Multiple Hive clusters

Capppo · March 15, 2022, 6:11pm

Connector documentation says:
You can have as many catalogs as you need, so if you have additional Hive clusters, simply add another properties file to etc/catalog with a different name, making sure it ends in .properties . For example, if you name the property file sales.properties , Trino creates a catalog named sales using the configured connector.
This is not true by default, all catalogs have the same “hive” name: there are some parameters to set or it’s a bug?

hashhar · March 17, 2022, 11:09am

Can you share the following?

directory listing of etc/catalog? e.g. ls -R etc/catalog
content of the catalog config files you see are showing up as hive
output of SHOW CATALOGS

I’m unable to reproduce this however having more information would help see what this is about.

Capppo · March 17, 2022, 2:49pm

I copied below the complete output that you asked for, plus a query from the Postgres DB used by the hive metastore service. As you can see, the catalog name is always “hive” and not “minio” and “tebi” as aspected.

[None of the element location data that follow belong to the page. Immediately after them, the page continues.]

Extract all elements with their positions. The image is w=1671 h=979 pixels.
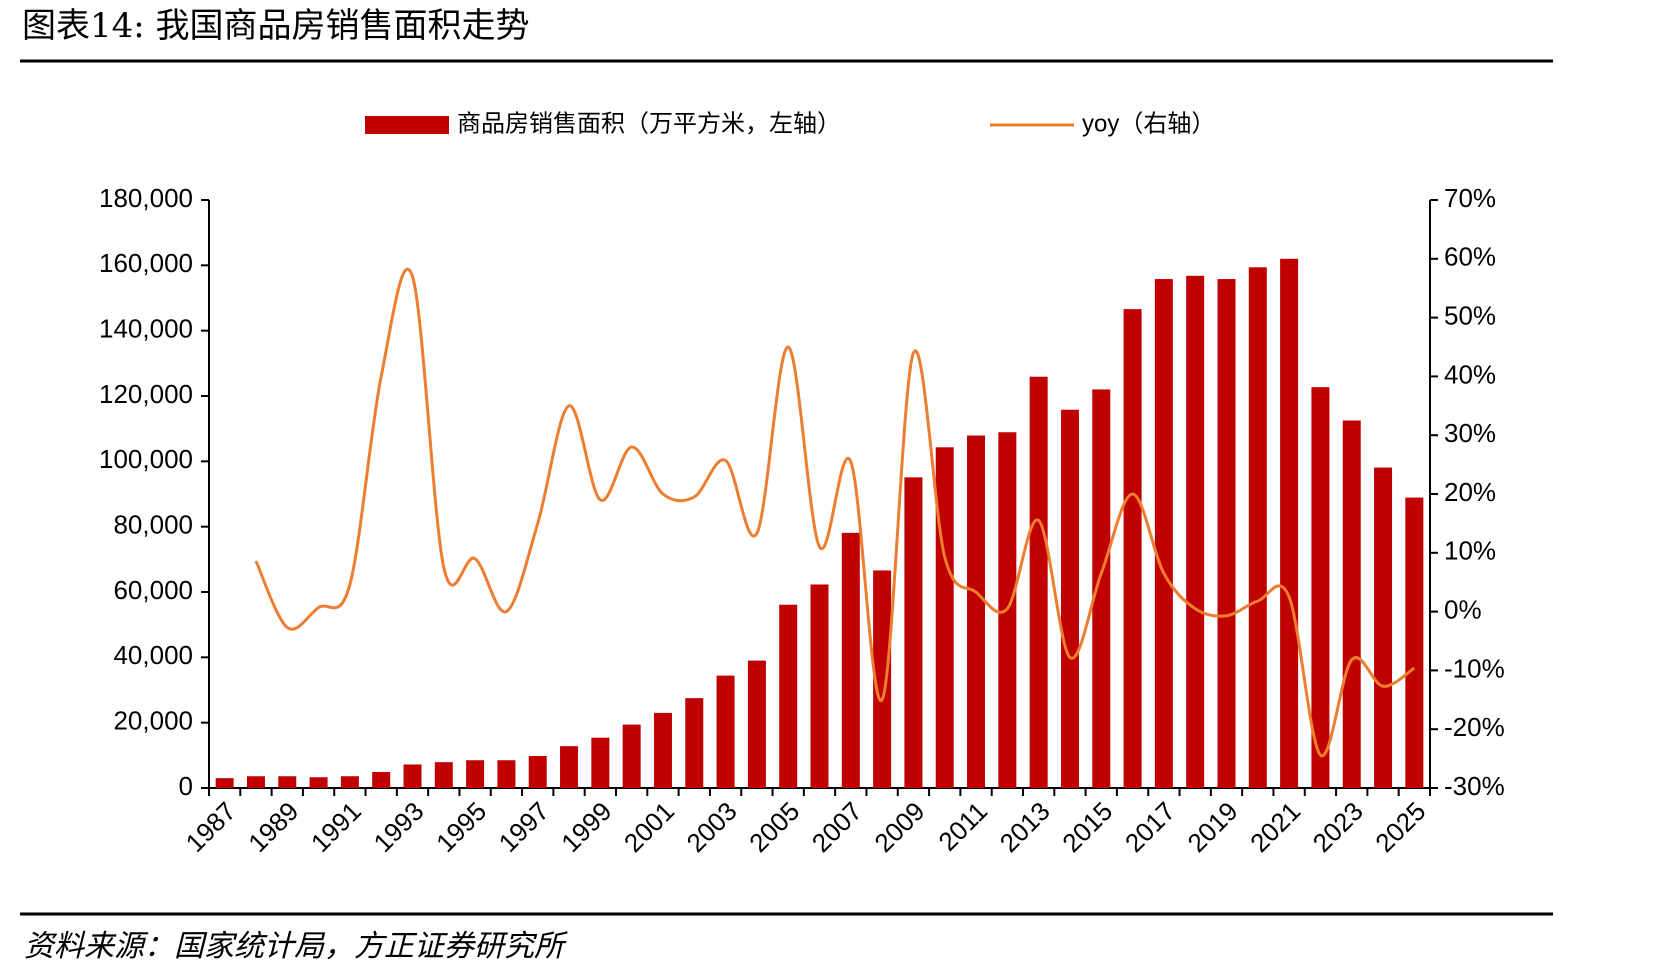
x-tick-label: 1987 (180, 796, 242, 858)
bar (560, 746, 579, 788)
y2-tick-label: 60% (1444, 242, 1496, 272)
x-tick-label: 1997 (493, 796, 555, 858)
bar (1060, 409, 1079, 788)
line (254, 267, 1416, 758)
bar (747, 660, 766, 788)
y-tick-label: 20,000 (113, 706, 193, 736)
bar (591, 737, 610, 788)
y-tick-label: 180,000 (99, 183, 193, 213)
bar (779, 604, 798, 788)
bar (1029, 376, 1048, 788)
x-tick-label: 1995 (430, 796, 492, 858)
bar (403, 764, 422, 788)
x-tick-label: 2019 (1181, 796, 1243, 858)
bar (1217, 279, 1236, 788)
bar (1342, 420, 1361, 788)
x-tick-label: 2025 (1369, 796, 1431, 858)
x-tick-label: 2023 (1307, 796, 1369, 858)
y2-tick-label: 20% (1444, 477, 1496, 507)
y2-tick-label: -10% (1444, 653, 1505, 683)
x-tick-label: 1989 (242, 796, 304, 858)
x-tick-label: 2017 (1119, 796, 1181, 858)
x-tick-label: 2007 (806, 796, 868, 858)
x-tick-label: 1991 (305, 796, 367, 858)
y2-tick-label: 10% (1444, 536, 1496, 566)
x-tick-label: 2013 (994, 796, 1056, 858)
chart-title: 图表14: 我国商品房销售面积走势 (22, 6, 530, 46)
legend-label: yoy（右轴） (1082, 110, 1215, 137)
x-tick-label: 2015 (1056, 796, 1118, 858)
bar (466, 760, 485, 788)
bar (622, 724, 641, 788)
x-tick-label: 2011 (932, 796, 993, 857)
x-tick-label: 1999 (555, 796, 617, 858)
y2-tick-label: 0% (1444, 594, 1482, 624)
y2-tick-label: 30% (1444, 418, 1496, 448)
bar (497, 760, 516, 788)
bar (528, 755, 547, 788)
y2-tick-label: 70% (1444, 183, 1496, 213)
bar (246, 776, 265, 788)
bar (1186, 275, 1205, 789)
bar (372, 771, 391, 788)
bar (1280, 258, 1299, 788)
bar (340, 776, 359, 788)
legend-swatch (365, 116, 449, 134)
bar (1123, 309, 1142, 788)
y-tick-label: 100,000 (99, 444, 193, 474)
bar (1374, 467, 1393, 788)
x-tick-label: 2005 (743, 796, 805, 858)
bar (434, 762, 453, 788)
bar (1311, 387, 1330, 788)
y2-tick-label: 40% (1444, 359, 1496, 389)
x-tick-label: 2009 (868, 796, 930, 858)
source: 资料来源：国家统计局，方正证券研究所 (24, 929, 568, 964)
bar (1154, 279, 1173, 788)
y-tick-label: 160,000 (99, 248, 193, 278)
bar (309, 777, 328, 788)
legend-label: 商品房销售面积（万平方米，左轴） (457, 110, 841, 137)
bar (716, 675, 735, 788)
bar (841, 532, 860, 788)
bar (653, 712, 672, 788)
bar (904, 477, 923, 788)
bar (1248, 267, 1267, 788)
bar (685, 698, 704, 788)
bar (935, 447, 954, 788)
y2-tick-label: 50% (1444, 300, 1496, 330)
x-tick-label: 2003 (681, 796, 743, 858)
y-tick-label: 0 (179, 771, 193, 801)
x-tick-label: 2021 (1244, 796, 1306, 858)
y-tick-label: 80,000 (113, 510, 193, 540)
bar (873, 570, 892, 788)
bar (810, 584, 829, 788)
y-tick-label: 40,000 (113, 640, 193, 670)
x-tick-label: 1993 (367, 796, 429, 858)
bar (967, 435, 986, 788)
y-tick-label: 120,000 (99, 379, 193, 409)
y-tick-label: 140,000 (99, 314, 193, 344)
bar (215, 778, 234, 788)
bar (1092, 389, 1111, 788)
x-tick-label: 2001 (618, 796, 680, 858)
y2-tick-label: -30% (1444, 771, 1505, 801)
y-tick-label: 60,000 (113, 575, 193, 605)
bar (1405, 497, 1424, 788)
bar (278, 776, 297, 788)
y2-tick-label: -20% (1444, 712, 1505, 742)
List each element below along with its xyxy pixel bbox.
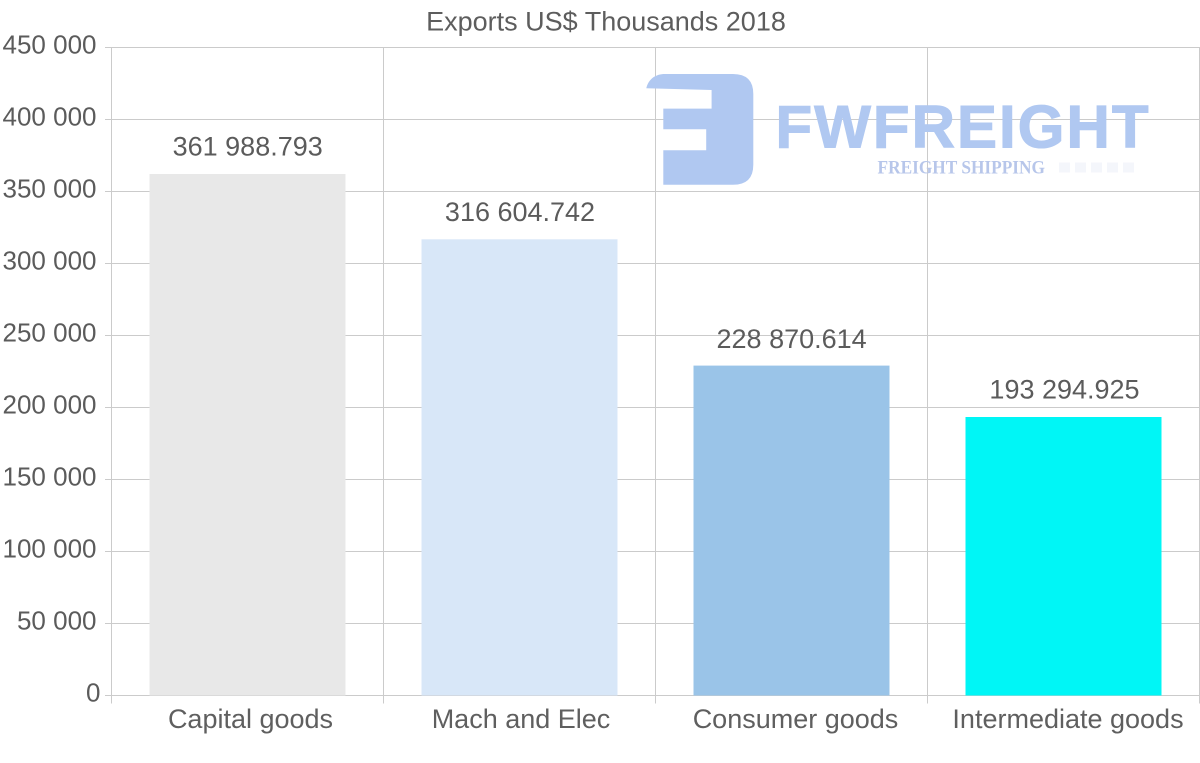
svg-text:316 604.742: 316 604.742 [445, 197, 595, 227]
svg-text:450 000: 450 000 [3, 30, 97, 60]
svg-text:250 000: 250 000 [3, 318, 97, 348]
svg-text:150 000: 150 000 [3, 462, 97, 492]
svg-text:FWFREIGHT: FWFREIGHT [776, 94, 1149, 161]
svg-text:228 870.614: 228 870.614 [717, 324, 867, 354]
svg-text:Mach and Elec: Mach and Elec [432, 704, 611, 734]
svg-text:Capital goods: Capital goods [168, 704, 333, 734]
svg-text:Intermediate goods: Intermediate goods [952, 704, 1183, 734]
svg-text:400 000: 400 000 [3, 102, 97, 132]
svg-text:300 000: 300 000 [3, 246, 97, 276]
svg-text:350 000: 350 000 [3, 174, 97, 204]
svg-text:200 000: 200 000 [3, 390, 97, 420]
svg-text:193 294.925: 193 294.925 [989, 375, 1139, 405]
svg-text:FREIGHT SHIPPING: FREIGHT SHIPPING [878, 158, 1046, 179]
svg-text:Consumer goods: Consumer goods [693, 704, 899, 734]
svg-text:361 988.793: 361 988.793 [173, 132, 323, 162]
svg-text:50 000: 50 000 [17, 606, 97, 636]
svg-text:Exports US$ Thousands 2018: Exports US$ Thousands 2018 [426, 7, 786, 37]
svg-text:0: 0 [86, 678, 100, 708]
svg-text:100 000: 100 000 [3, 534, 97, 564]
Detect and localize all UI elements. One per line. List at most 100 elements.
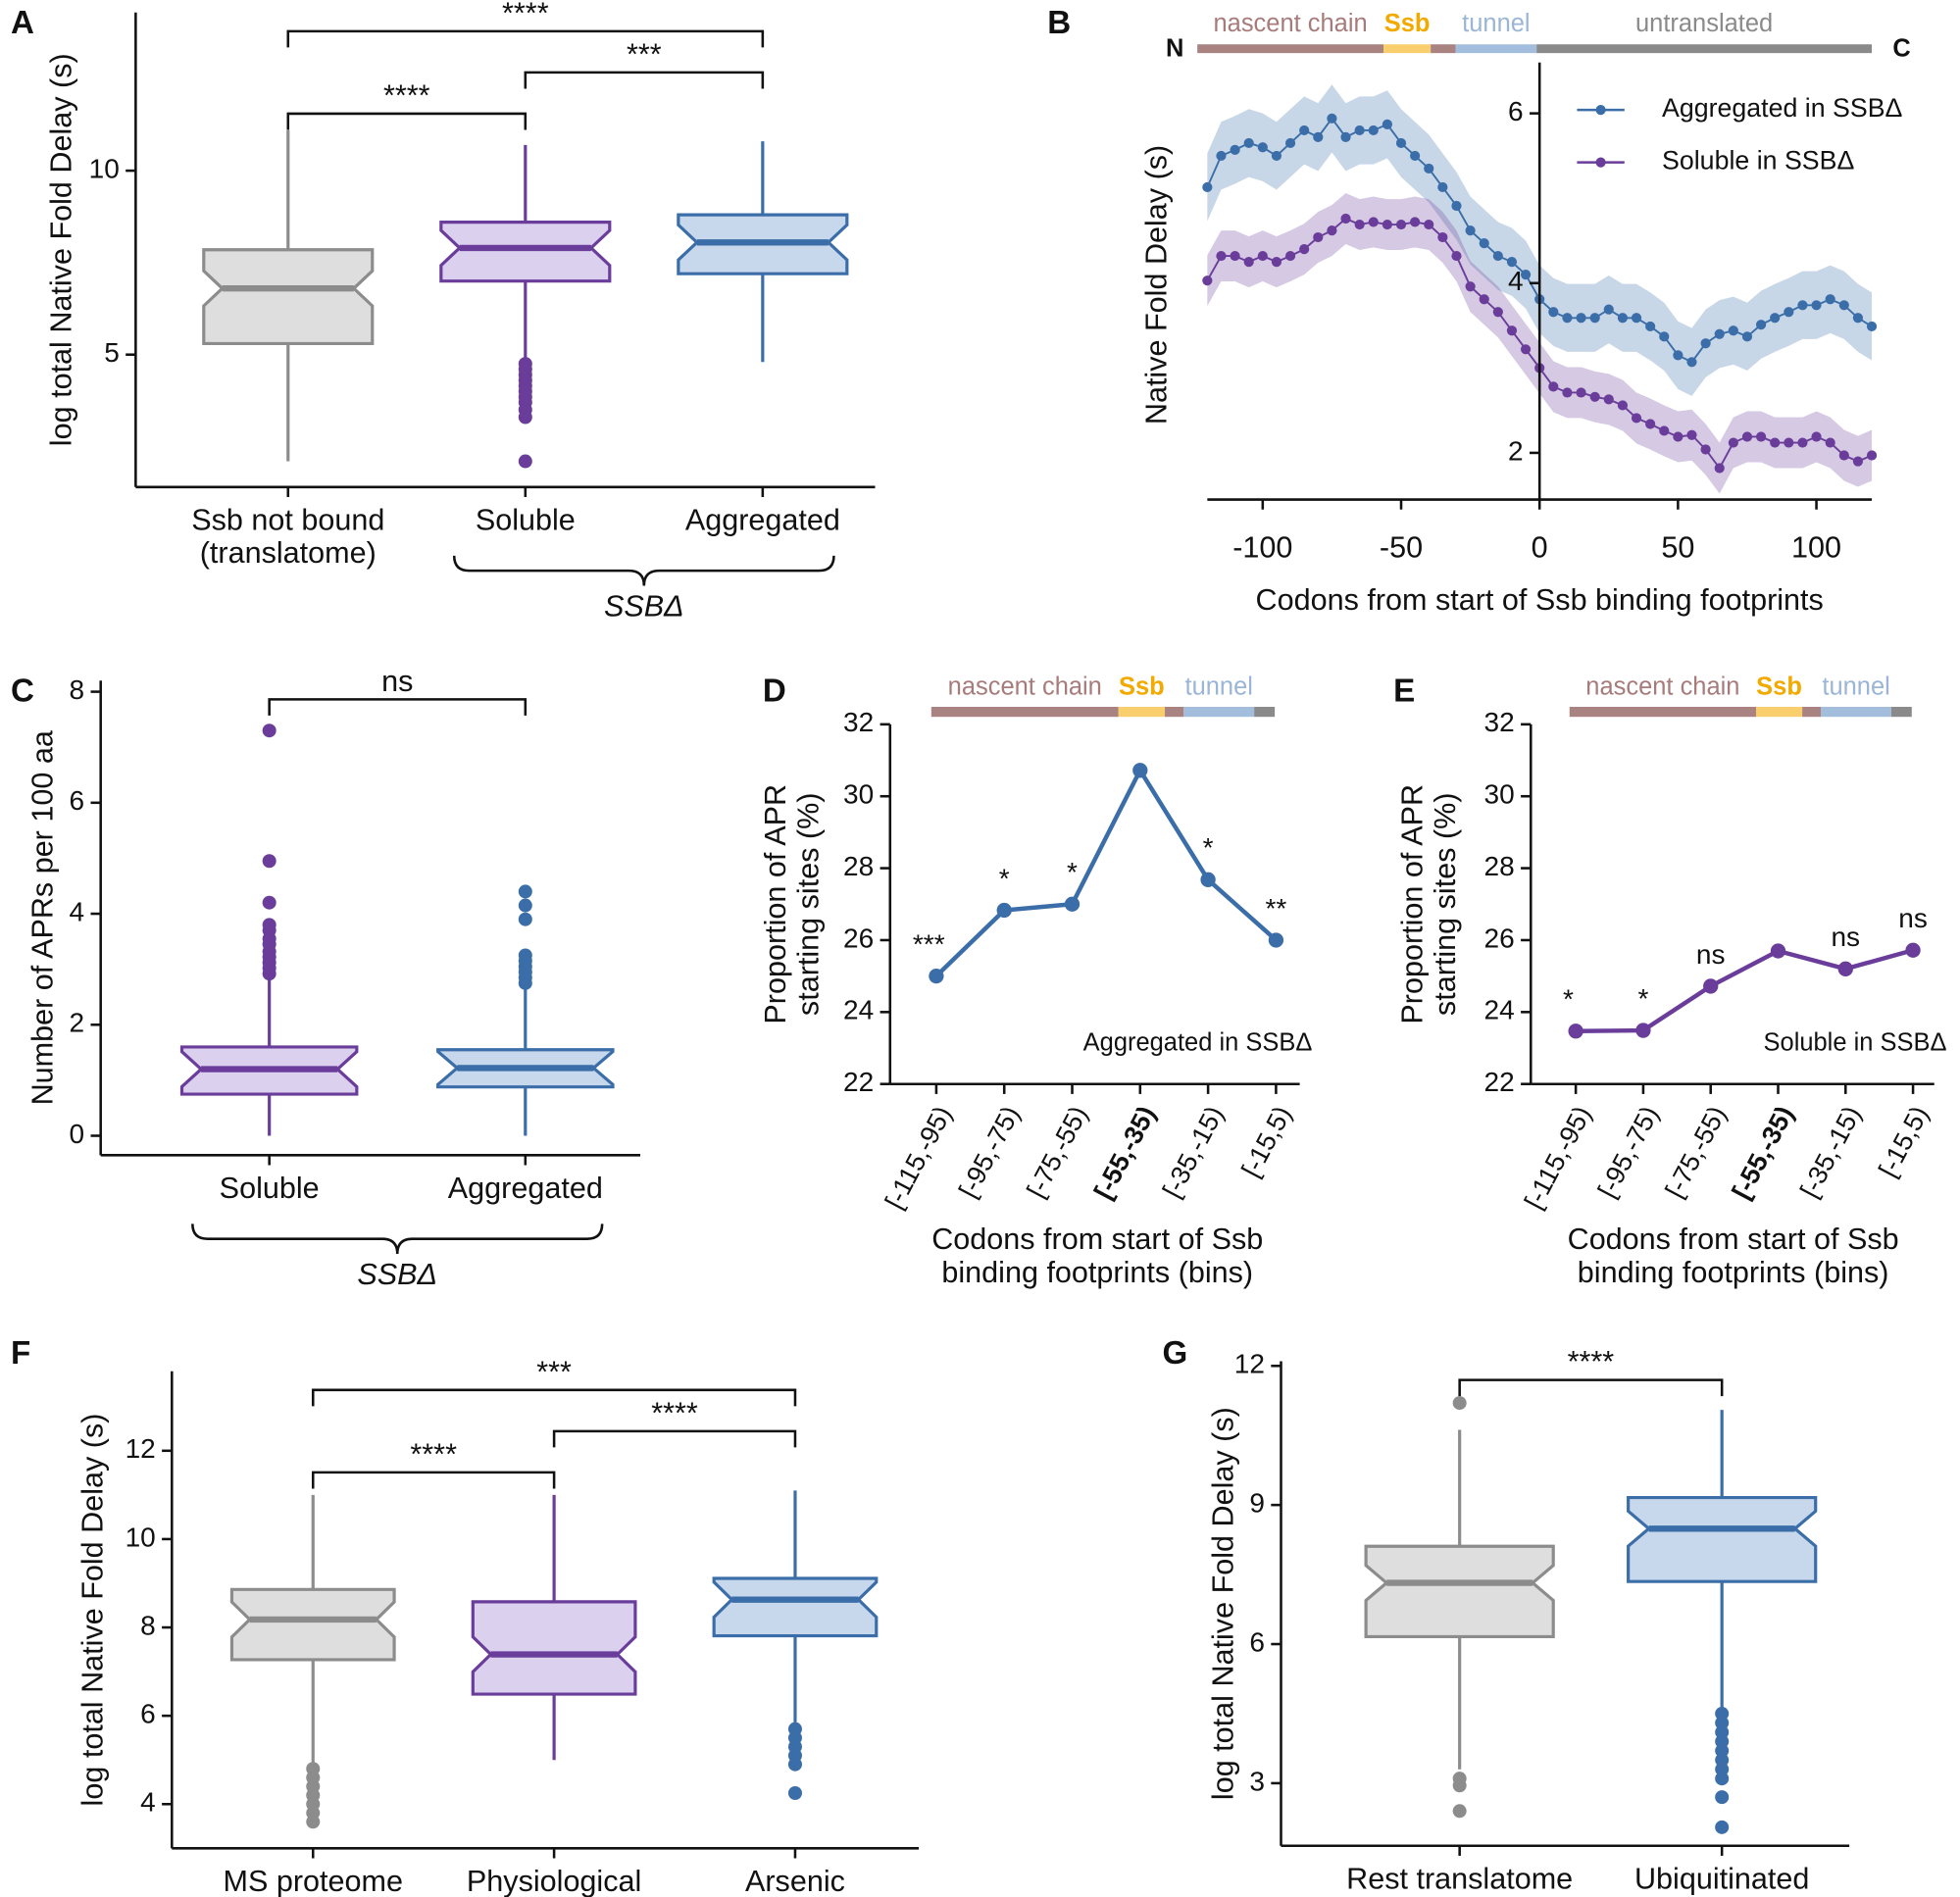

So, listing the schemas for “minio” or “tebi” catalog in Trino, shows both schemas, but it’s not true.

alydb.properties  jmx.properties  memory.properties  minio.properties  mysql.properties  postgresql.properties  tebi.properties  tpcds.properties  tpch.properties

[trino@e94548729edd catalog]$ cat minio.properties
connector.name=hive
hive.metastore.uri=thrift://hive:9083
hive.metastore.username=metastore
hive.s3.aws-access-key=******
hive.s3.aws-secret-key=******
hive.s3.endpoint=http://minio:9009
hive.s3.path-style-access=true
hive.s3select-pushdown.enabled=true
hive.s3.ssl.enabled=true
hive.allow-drop-table=true
hive.max-partitions-per-writers=100
hive.storage-format=PARQUET

[trino@e94548729edd catalog]$ cat tebi.properties
connector.name=hive
hive.metastore.uri=thrift://hive:9083
hive.metastore.username=metastore
hive.s3.aws-access-key=*********
hive.s3.aws-secret-key=**********
hive.s3.endpoint=https://s3.tebi.io
hive.s3.path-style-access=true
hive.s3select-pushdown.enabled=true
hive.s3.ssl.enabled=true
hive.allow-drop-table=true
hive.max-partitions-per-writers=100
hive.storage-format=PARQUET

trino> show catalogs;
  Catalog   
------------
 alydb      
 jmx        
 memory     
 minio      
 mysql      
 postgresql 
 system     
 tebi       
 tpcds      
 tpch       
(10 rows)

Query 20220317_142635_00000_9vqde, FINISHED, 1 node
Splits: 7 total, 7 done (100.00%)
1.09 [0 rows, 0B] [0 rows/s, 0B/s]


trino> show schemas from minio;
       Schema       
--------------------
 default            
 information_schema 
 tpcds_minio        
 tpcds_tebi         
(4 rows)

Query 20220317_142931_00004_9vqde, FINISHED, 1 node
Splits: 7 total, 7 done (100.00%)
0.22 [4 rows, 66B] [17 rows/s, 296B/s]

trino> show schemas from tebi;
       Schema       
--------------------
 default            
 information_schema 
 tpcds_minio        
 tpcds_tebi         
(4 rows)

Query 20220317_142944_00005_9vqde, FINISHED, 1 node
Splits: 7 total, 7 done (100.00%)
0.23 [4 rows, 66B] [17 rows/s, 289B/s]


From postgresql hive metastore:

SELECT  "DB_ID", "DB_LOCATION_URI", "NAME",  "OWNER_NAME",
 "OWNER_TYPE", "CTLG_NAME" FROM public."DBS";


1	file:/user/hive/warehouse	                default 	public	ROLE	hive
3	file:/user/hive/warehouse/tpcds_minio.db	tpcds_minio	admin	USER	hive
4	file:/user/hive/warehouse/tpcds_tebi.db	    tpcds_tebi	admin	USER	hive

hashhar · March 17, 2022, 6:47pm

Interesting usecase.

It seems you are sharing both the same Hive metastore service and the backing database for both of these catalogs. Only the storage provider/location is different.

I don’t think this is something that can be supported since the Hive metastore service would simply reply with all the schemas and tables it can find in the metastore DB since it doesn’t know that there are logically two different Hive “catalogs”.

I do expect things to work but they mail also fail in surprising ways. Also it seems you cannot provide multiple storage paths (fs.s3a.endpoint) in metastore-site.xml of a single HMS instance.

You might want to use two different metastore services, each pointing to a different database for the usecase you are trying to target.